Mrs. Gandhi’s march on mass adulation reached its apex in 1971, when she called a snap election and launched a cult-of-personality campaign. Appealing directly to the poorest and lowest in the social order (Dalits, Muslims, and women), she projected herself as a unique scourge of Indian poverty, through socialist policy. As she explained to a journalist, the language of socialism was what the people wanted to hear. Her policies over the next years of economic turmoil would position her well to the right of her rhetoric, but the rhetoric served: she won the 1971 election handily. She was poised, unwittingly, to become an international humanitarian superstar.
While she was campaigning across India to “Remove Poverty,” the military leadership of West Pakistan had been pursuing a genocidal policy against the Bengalis of East Pakistan.
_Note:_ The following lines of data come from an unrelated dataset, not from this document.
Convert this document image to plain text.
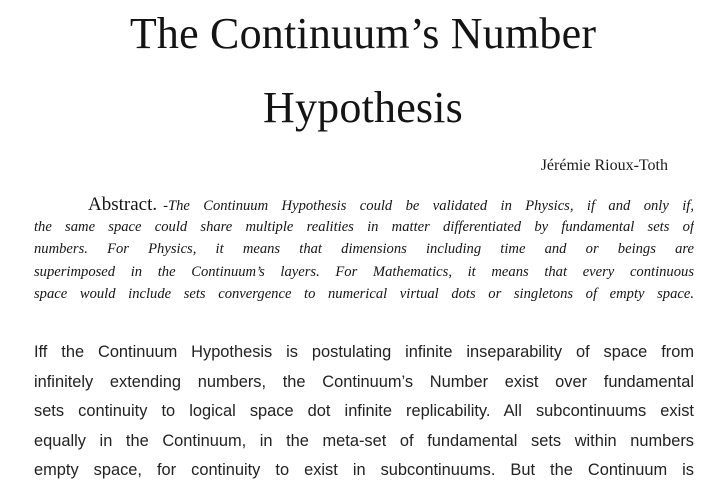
The Continuum’s Number
Hypothesis
Jérémie Rioux-Toth
Abstract. -The Continuum Hypothesis could be validated in Physics, if and only if,
the same space could share multiple realities in matter differentiated by fundamental sets of
numbers. For Physics, it means that dimensions including time and or beings are
superimposed in the Continuum’s layers. For Mathematics, it means that every continuous
space would include sets convergence to numerical virtual dots or singletons of empty space.
Iff the Continuum Hypothesis is postulating infinite inseparability of space from
infinitely extending numbers, the Continuum’s Number exist over fundamental
sets continuity to logical space dot infinite replicability. All subcontinuums exist
equally in the Continuum, in the meta-set of fundamental sets within numbers
empty space, for continuity to exist in subcontinuums. But the Continuum is
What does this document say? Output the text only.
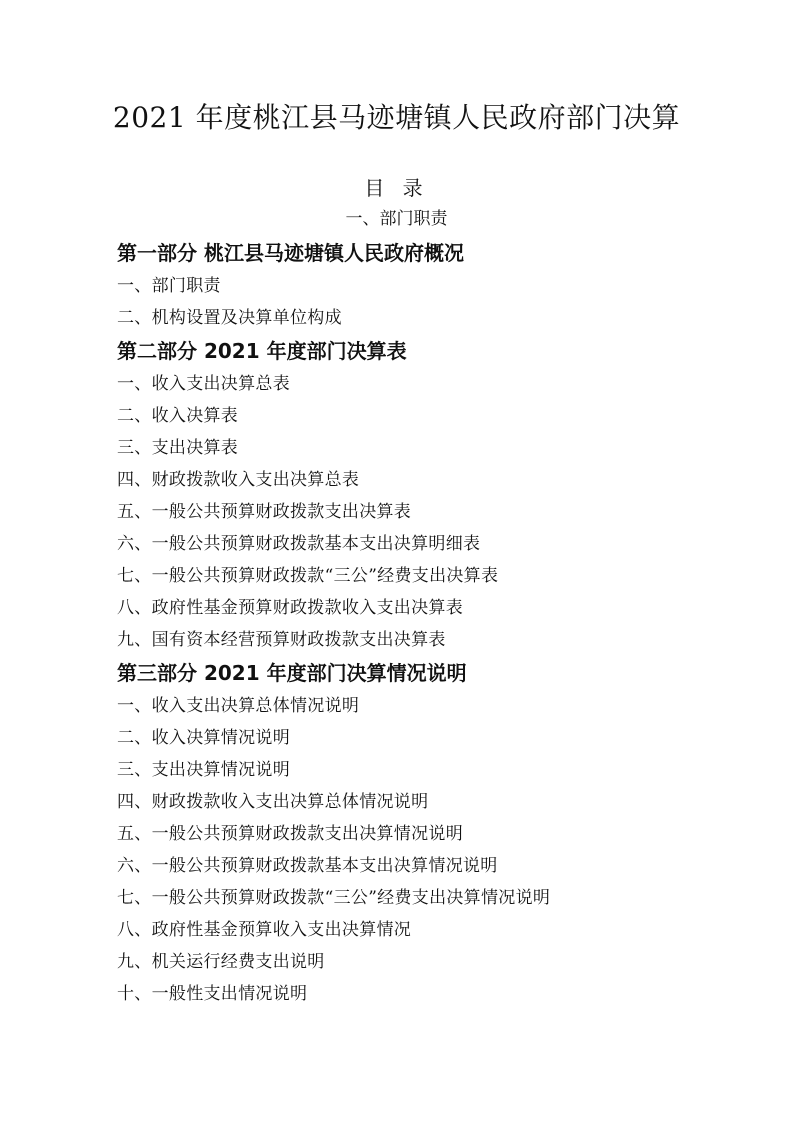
2021 年度桃江县马迹塘镇人民政府部门决算
目 录
一、部门职责
第一部分 桃江县马迹塘镇人民政府概况
一、部门职责
二、机构设置及决算单位构成
第二部分 2021 年度部门决算表
一、收入支出决算总表
二、收入决算表
三、支出决算表
四、财政拨款收入支出决算总表
五、一般公共预算财政拨款支出决算表
六、一般公共预算财政拨款基本支出决算明细表
七、一般公共预算财政拨款“三公”经费支出决算表
八、政府性基金预算财政拨款收入支出决算表
九、国有资本经营预算财政拨款支出决算表
第三部分 2021 年度部门决算情况说明
一、收入支出决算总体情况说明
二、收入决算情况说明
三、支出决算情况说明
四、财政拨款收入支出决算总体情况说明
五、一般公共预算财政拨款支出决算情况说明
六、一般公共预算财政拨款基本支出决算情况说明
七、一般公共预算财政拨款“三公”经费支出决算情况说明
八、政府性基金预算收入支出决算情况
九、机关运行经费支出说明
十、一般性支出情况说明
Millions of refugees were flowing into India, and international condemnation
was generally sharp—except from the Nixon administration, which sided with Pakistan, in part because Nixon and Kissinger hoped that Pakistani officials would help them facilitate secret détente talks with China.
Gandhi thought military action against Pakistan was inevitable, and she was given the pretext she sought when the trigger-happy general Yahya Khan, the Pakistani leader, launched an attack on India in December 1971. The war was short, and resulted in India’s first major military victory—a decisive one for Mrs. Gandhi. The “dumb doll” was now, according to a Gallup poll, the world’s most admired woman.
International opinion was more mixed three years later, when, after years of research and development, India conducted its first successful nuclear test. Mrs. Gandhi was now one of very few non-Western leaders accorded respect—and a certain amount of apprehension—in world capitals. Perhaps this is why, in domestic politics, her sense of her own capability was creeping toward narcissism.
Between 1973 and 1975, the Indian economy, still absorbing the cost of the upheaval in Bangladesh, was given a further knock by the global oil crisis. Year-on-year inflation surged over twenty points, to as much as 33 percent. Worried by public opinion turning against her, she closely tracked prices across the country, annotating weekly reports by hand. Her efforts to keep opinion onside perhaps revealed her to be less a natural dictator than she would have liked to be. Yet when parliamentary politics hindered implementation of her plans for economic stabilization, she began to think she could do without facing obstreperous and misguided parliamentarians. Confident of her legitimacy after her electoral success, and convinced of the urgent need for more state control in other arenas of life, she began to embrace a Jacobin (or what the historian Patrick Clibbens has called an “authoritarian republican”) conception of political power, in which acclaim at the polls was thought to absolve leaders from the other forms of accountability.